I have an interesting bit of data that is a function of the customer's data entry process. Each time there is an update the data entry team simply appends the date and relevant comments in the same Excel cell. Thus it looks like this...
entry <- "9/10/2021 received request to order more beer. 9/15/2021 Beer arrived in old truck 10/09/2021 Sent notice to driver."
There are really only two things the team requires going forward and those are extracting the first date, and the last date with the relevant text.
It needs to be in a data frame like this.
First date | Last date | note
----------- ------------- ----------------------
9/10/2021 | 10/09/2021 | Sent notice to driver
Thank you.
CodePudding user response:
Doubling entry
to show this works on vectors of strings:
entry <- rep(entry, 2)
Base R solution:
gre <- gregexpr("[0-9]{1,2}/[0-9]{1,2}/[0-9]{2,4}.", entry)
# fix the "match.length" to extend until the next match or EOS
gre2 <- Map(function(G, txt) `attr<-`(G, "match.length", c(G[-1] - 1L, nchar(txt))), gre, entry)
do.call(rbind, lapply(regmatches(entry, gre2), function(txt) {
dat <- strcapture("([0-9]{1,2}/[0-9]{1,2}/[0-9]{2,4})\\s?(.*)", txt, list(date="", text=""))
data.frame(first=dat$date[1], last=dat$date[nrow(dat)], note=dat$text[nrow(dat)])
}))
# first last note
# 1 9/10/2021 10/09/2021 Sent notice to driver.
# 2 9/10/2021 10/09/2021 Sent notice to driver.
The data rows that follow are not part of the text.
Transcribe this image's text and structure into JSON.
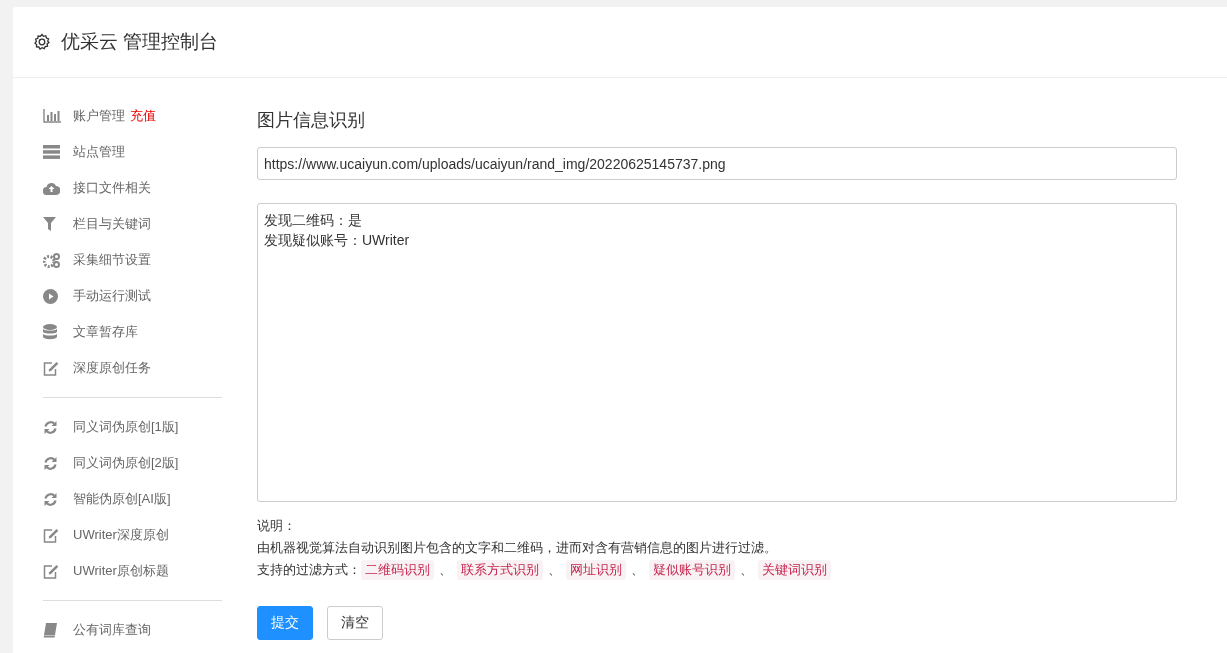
{
  "header": {
    "title": "优采云 管理控制台"
  },
  "sidebar": {
    "groups": [
      {
        "items": [
          {
            "label": "账户管理",
            "badge": "充值"
          },
          {
            "label": "站点管理"
          },
          {
            "label": "接口文件相关"
          },
          {
            "label": "栏目与关键词"
          },
          {
            "label": "采集细节设置"
          },
          {
            "label": "手动运行测试"
          },
          {
            "label": "文章暂存库"
          },
          {
            "label": "深度原创任务"
          }
        ]
      },
      {
        "items": [
          {
            "label": "同义词伪原创[1版]"
          },
          {
            "label": "同义词伪原创[2版]"
          },
          {
            "label": "智能伪原创[AI版]"
          },
          {
            "label": "UWriter深度原创"
          },
          {
            "label": "UWriter原创标题"
          }
        ]
      },
      {
        "items": [
          {
            "label": "公有词库查询"
          }
        ]
      }
    ]
  },
  "main": {
    "title": "图片信息识别",
    "url_field": {
      "value": "https://www.ucaiyun.com/uploads/ucaiyun/rand_img/20220625145737.png"
    },
    "result_box": {
      "lines": [
        "发现二维码：是",
        "发现疑似账号：UWriter"
      ]
    },
    "note_label": "说明：",
    "note_text": "由机器视觉算法自动识别图片包含的文字和二维码，进而对含有营销信息的图片进行过滤。",
    "filters_label": "支持的过滤方式：",
    "filters": [
      "二维码识别",
      "联系方式识别",
      "网址识别",
      "疑似账号识别",
      "关键词识别"
    ],
    "separator": "、",
    "buttons": [
      {
        "label": "提交",
        "kind": "primary"
      },
      {
        "label": "清空",
        "kind": "default"
      }
    ]
  }
}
CodePudding user response:
You could try this:
library(stringr)
library(dplyr)
dates <- str_extract_all(entry, "\\d{1,2}/\\d{2}/\\d{4}")
text <- strsplit(entry, split = "(?<=\\d) ", perl=TRUE)
`First date` <- dates[[1]][1]
`Last date` <- dates[[1]][3]
note <- text[[1]][4]
df <- tibble(
`First date`,
`Last date`,
note
)
df
# A tibble: 1 × 3
`First date` `Last date` note
<chr> <chr> <chr>
1 9/10/2021 10/09/2021 Sent notice to driver.